Few people truly understand the power of prayer and fasting. Personally, I often forget about it when I indulge in more earthly delights — that extra dessert, the 10 more minutes of mindless YouTube videos, giving less money in the parish’s offertory, not striving to do charitable works, etc. There are so many missed opportunities to save souls every day. Imagine the difference we could make if we made one more sacrifice each day. Think of the souls we would convert and save!
It’s rare that people dedicate their lives to prayer for their souls and the souls of others. That is what the children at Fatima did after our Mother Mary gave them a glimpse of Hell. How many of those souls in Hell might have been converted and saved if someone had taken a little extra effort to pray for them? The children of Fatima understood this and oriented their entire lives around saving as many people from Hell as they could through prayer, fasting, and sacrifice. If only we were all that dedicated.
I need to add a small disclaimer. I’m not saying that not fasting or not praying will send people to Hell. Think back to Oskar Schindler’s regret about not doing enough. He did not exterminate the Jews; the Nazis did. And we don’t have the power to determine someone’s eternal fate. God alone reserves that power. What I’m saying is that when we don’t pray, fast, or practice virtue, we miss an opportunity to help bring people closer to God. A missed prayer or sacrifice could have given you or someone else that needed spiritual boost to resist temptation or shave some time from purgatory.

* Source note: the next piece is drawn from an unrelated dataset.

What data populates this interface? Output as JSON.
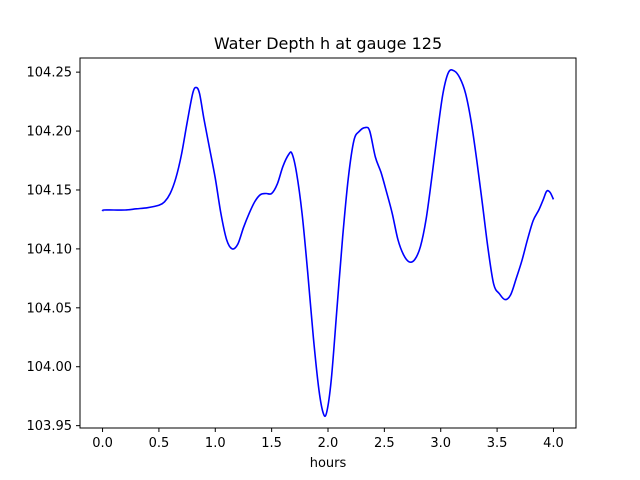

While we are called to act as the saints do, most of us fall short. But that doesn’t mean we can’t strive to do a bit more. We can fast a little more, pray a little longer, and sacrifice life’s minor pleasures, and offer our sufferings as small as they might be. Maybe when we enter God’s kingdom, we will see all those souls our actions in our life helped save. And hopefully, we don’t regret the many more souls that may have been saved if we had done just a little more.